2013 sonunda ise kriz, uluslararası boyuta ulaştı. 5 Aralık'ta BM Güvenlik Konseyi dış müdahalenin gerekli olduğu sonucuna vararak 12 ay için Fransız güçlerinin ve Afrika Birliği Güçleri'nin (MISCA) ülkeye konuşlandırmasına imkan veren 2127 sayılı kararı kabul etti. Bu çerçevede Fransa, eski sömürgesi Orta Afrika Cumhuriyeti'nde kararın kabul edildiği gün ''Sangaris Operasyonu'nu başlattı ve 1600 askeri konuşlandırması kararı aldı. Kuzeyde yaşayan Müslüman azınlık korumaya ihtiyaç duyarken, Fransız askerleri elmas ve altın rezervlerinin bulunduğu ülkenin batısında ve güneybatısında operasyonu başlattı.
Bangui, Bossangoa, Bouar, Bossembele ve Damara'ya ulaşan Fransız güçleri, Çad ve Sudan sınırındaki kuzeye doğru ilerleyişini sürdürüyor. BM Mülteciler Yüksek Komiserliği, gerilimin Aralık 2012'de şiddete dönüşmesinden bu yana yaklaşık 840 bin kişinin yerinden olduğunu, 246 bin kişinin komşu ülkelere kaçtığını belirtiyor.
Fransa Savunma Bakanlığı'nın internet sitesinde, ''Sangaris Operasyonu, Orta Afrika Cumhuriyeti'nde asgari güvenliği sağlamayı, MISCA'nın gücünün ve operasyonel konuşlanmasının artmasına kolaylık sağlamayı hedefliyor'' ifadesi yer aldı. Kısa süre önce de ABD Başkanı Barack Obama, operasyona lojistik destek sözü verdi.
Bununla beraber, ülkedeki büyük güvensizlik ortamı, Fransız şirketlerinin faaliyetlerini sürdürmesine engel olmadı. Fransa Dışişleri Bakanlığı'nın internet sitesinde, ''Siyasi istikrarsızlık ve güvenlik risklerine rağmen, Air France, Bollere (lojistik ve nehir taşımacılığı), Castel (içecek ve şeker), Total (stoklama ve petrol ürünlerinin dağıtımı) ve CFAO'nun (otomobil dağıtımı) yerleşkeleri Orta Afrika Cumhuriyeti'nde kalmaya devam edecek'' denildi.
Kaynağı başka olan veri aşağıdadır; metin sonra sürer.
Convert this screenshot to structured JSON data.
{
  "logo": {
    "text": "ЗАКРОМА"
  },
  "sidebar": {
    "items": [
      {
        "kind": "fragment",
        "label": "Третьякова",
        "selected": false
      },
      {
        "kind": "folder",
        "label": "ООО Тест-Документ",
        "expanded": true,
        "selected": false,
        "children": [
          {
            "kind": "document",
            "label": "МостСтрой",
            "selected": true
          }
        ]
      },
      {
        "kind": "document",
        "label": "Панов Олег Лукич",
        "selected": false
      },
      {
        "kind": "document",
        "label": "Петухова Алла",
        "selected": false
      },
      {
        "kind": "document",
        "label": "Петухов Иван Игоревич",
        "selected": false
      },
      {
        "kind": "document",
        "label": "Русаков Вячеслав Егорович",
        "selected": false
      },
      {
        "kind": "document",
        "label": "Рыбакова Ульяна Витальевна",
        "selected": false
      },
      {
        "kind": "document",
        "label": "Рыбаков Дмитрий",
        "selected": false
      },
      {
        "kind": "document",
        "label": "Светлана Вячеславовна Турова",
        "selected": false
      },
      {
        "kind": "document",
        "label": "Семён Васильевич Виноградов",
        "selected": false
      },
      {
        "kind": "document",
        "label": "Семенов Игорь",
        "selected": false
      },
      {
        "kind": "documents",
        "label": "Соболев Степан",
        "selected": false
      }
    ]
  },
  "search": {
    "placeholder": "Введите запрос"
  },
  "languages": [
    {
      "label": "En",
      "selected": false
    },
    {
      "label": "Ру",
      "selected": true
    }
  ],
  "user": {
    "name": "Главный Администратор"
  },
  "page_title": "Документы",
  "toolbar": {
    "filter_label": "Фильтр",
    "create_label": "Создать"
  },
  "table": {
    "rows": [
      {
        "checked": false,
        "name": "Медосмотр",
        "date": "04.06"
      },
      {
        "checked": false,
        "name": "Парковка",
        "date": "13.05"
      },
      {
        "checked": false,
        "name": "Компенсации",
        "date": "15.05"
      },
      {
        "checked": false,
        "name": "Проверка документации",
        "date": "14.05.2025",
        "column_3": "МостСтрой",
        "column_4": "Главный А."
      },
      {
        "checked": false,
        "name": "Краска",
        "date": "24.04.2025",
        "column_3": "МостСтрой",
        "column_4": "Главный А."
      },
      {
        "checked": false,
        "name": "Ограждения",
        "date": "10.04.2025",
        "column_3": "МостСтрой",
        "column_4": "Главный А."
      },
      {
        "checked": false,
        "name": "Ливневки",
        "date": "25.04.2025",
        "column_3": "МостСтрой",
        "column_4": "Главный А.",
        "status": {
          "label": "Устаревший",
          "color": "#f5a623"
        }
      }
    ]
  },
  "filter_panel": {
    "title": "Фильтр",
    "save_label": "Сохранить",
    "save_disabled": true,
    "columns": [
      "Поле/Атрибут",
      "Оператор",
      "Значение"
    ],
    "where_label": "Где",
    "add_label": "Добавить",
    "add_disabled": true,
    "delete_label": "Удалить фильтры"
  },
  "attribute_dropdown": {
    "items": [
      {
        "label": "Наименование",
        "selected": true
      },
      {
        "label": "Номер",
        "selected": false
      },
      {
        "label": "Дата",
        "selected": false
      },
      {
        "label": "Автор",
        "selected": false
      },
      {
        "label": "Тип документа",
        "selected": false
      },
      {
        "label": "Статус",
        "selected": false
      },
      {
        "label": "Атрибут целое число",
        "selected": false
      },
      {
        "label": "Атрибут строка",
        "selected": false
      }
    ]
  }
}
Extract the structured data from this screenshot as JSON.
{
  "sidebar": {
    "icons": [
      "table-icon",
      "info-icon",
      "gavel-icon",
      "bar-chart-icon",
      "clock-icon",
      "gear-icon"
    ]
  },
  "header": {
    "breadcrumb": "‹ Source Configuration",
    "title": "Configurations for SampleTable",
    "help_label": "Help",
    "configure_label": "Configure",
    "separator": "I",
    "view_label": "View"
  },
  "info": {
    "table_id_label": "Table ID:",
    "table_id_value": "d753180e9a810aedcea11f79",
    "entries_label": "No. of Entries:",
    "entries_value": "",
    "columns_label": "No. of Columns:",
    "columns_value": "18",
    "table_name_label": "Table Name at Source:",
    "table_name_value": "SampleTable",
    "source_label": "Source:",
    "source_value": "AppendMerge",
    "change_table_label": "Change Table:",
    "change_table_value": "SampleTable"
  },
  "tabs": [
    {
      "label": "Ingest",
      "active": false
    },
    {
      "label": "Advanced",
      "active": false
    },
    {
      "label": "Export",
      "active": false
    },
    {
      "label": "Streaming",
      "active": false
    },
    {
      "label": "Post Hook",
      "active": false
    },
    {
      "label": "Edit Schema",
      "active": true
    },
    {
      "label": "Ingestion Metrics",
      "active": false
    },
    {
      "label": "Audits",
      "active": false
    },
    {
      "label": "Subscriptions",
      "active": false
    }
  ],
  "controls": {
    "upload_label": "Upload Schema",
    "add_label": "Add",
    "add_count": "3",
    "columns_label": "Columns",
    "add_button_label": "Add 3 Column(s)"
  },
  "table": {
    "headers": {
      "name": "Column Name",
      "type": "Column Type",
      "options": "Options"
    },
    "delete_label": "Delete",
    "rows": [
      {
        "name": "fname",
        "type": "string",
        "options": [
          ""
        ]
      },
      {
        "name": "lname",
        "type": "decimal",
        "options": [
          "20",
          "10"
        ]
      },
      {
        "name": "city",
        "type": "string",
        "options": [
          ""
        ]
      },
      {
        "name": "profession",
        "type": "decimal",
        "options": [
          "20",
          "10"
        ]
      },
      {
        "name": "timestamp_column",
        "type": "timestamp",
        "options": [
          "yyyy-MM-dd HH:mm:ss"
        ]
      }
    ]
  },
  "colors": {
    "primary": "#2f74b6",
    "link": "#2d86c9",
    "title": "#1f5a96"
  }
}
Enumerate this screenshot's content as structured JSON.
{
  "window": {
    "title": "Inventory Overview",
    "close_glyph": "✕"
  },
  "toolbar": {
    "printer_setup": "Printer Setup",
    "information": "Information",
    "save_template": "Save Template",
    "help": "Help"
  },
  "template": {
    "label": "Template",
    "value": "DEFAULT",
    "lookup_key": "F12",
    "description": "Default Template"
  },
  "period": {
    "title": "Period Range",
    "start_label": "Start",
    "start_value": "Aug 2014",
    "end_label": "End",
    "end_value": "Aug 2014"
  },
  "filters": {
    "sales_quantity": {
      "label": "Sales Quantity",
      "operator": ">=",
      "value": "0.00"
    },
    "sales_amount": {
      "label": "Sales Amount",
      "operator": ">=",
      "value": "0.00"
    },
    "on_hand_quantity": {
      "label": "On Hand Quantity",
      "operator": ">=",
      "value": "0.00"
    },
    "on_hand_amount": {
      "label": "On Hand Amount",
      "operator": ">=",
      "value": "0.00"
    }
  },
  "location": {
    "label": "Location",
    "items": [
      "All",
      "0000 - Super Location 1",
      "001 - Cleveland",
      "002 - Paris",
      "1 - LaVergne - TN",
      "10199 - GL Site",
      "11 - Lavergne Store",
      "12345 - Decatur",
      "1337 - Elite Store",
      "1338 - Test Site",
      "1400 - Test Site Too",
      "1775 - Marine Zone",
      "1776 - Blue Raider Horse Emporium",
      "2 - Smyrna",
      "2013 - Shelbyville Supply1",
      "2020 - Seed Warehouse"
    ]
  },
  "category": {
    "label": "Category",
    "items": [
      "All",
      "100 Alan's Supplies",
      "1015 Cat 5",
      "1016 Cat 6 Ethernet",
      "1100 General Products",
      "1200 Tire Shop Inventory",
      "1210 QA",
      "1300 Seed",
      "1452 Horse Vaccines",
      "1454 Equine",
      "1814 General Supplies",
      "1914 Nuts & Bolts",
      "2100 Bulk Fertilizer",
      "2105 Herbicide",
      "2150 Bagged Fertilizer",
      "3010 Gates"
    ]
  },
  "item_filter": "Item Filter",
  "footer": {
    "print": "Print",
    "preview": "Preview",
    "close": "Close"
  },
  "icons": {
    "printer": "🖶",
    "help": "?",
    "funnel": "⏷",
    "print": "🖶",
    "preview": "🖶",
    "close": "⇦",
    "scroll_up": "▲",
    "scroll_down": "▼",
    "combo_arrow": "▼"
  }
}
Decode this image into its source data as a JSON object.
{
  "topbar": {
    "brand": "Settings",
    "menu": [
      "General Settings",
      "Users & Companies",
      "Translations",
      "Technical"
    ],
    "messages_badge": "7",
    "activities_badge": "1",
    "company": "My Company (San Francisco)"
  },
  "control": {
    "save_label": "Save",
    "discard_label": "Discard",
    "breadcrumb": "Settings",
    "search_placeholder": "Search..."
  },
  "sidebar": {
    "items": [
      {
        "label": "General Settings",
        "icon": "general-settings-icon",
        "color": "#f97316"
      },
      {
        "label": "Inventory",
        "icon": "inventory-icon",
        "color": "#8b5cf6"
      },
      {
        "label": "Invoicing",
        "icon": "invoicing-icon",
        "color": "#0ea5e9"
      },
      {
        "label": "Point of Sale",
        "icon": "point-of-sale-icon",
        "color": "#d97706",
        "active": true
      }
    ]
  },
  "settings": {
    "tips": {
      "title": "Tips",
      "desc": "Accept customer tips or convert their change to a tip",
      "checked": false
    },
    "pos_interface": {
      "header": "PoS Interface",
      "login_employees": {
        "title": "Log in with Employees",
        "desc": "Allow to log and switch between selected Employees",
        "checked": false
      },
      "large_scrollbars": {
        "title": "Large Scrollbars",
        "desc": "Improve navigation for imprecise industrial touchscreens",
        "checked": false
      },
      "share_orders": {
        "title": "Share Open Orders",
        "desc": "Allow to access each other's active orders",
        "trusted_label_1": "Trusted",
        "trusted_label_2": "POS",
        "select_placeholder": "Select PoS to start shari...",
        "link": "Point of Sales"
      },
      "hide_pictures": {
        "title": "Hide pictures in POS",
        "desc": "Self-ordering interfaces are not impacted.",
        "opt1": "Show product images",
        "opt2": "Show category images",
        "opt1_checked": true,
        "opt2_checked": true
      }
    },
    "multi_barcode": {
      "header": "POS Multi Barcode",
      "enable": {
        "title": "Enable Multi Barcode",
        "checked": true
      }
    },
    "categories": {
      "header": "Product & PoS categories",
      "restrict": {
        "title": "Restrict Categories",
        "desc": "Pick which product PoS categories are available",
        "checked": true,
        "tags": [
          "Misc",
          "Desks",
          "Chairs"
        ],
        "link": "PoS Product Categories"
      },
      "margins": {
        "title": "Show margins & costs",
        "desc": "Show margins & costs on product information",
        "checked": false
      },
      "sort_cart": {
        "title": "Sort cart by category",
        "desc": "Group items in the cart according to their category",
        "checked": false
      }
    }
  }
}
Uzun süredir, sahip olduğu doğal kaynaklar bakımından bu ülke, Fransa için önemli bir jeopolitik öneme sahip.
Areva, 1 Ağustos 2008'de Bakuma uranyum yatağının işletmesini yatağın uzaklığı, maden filizi işlemesinin usulü, enerji gereçleri ve güvensizlik ortamını ve Fukuşima felaketinden sonra dünyada uranyum kurlarının düşmesi gerekçe göstererek askıya aldı ancak kesin olarak ülkeden çekilmedi.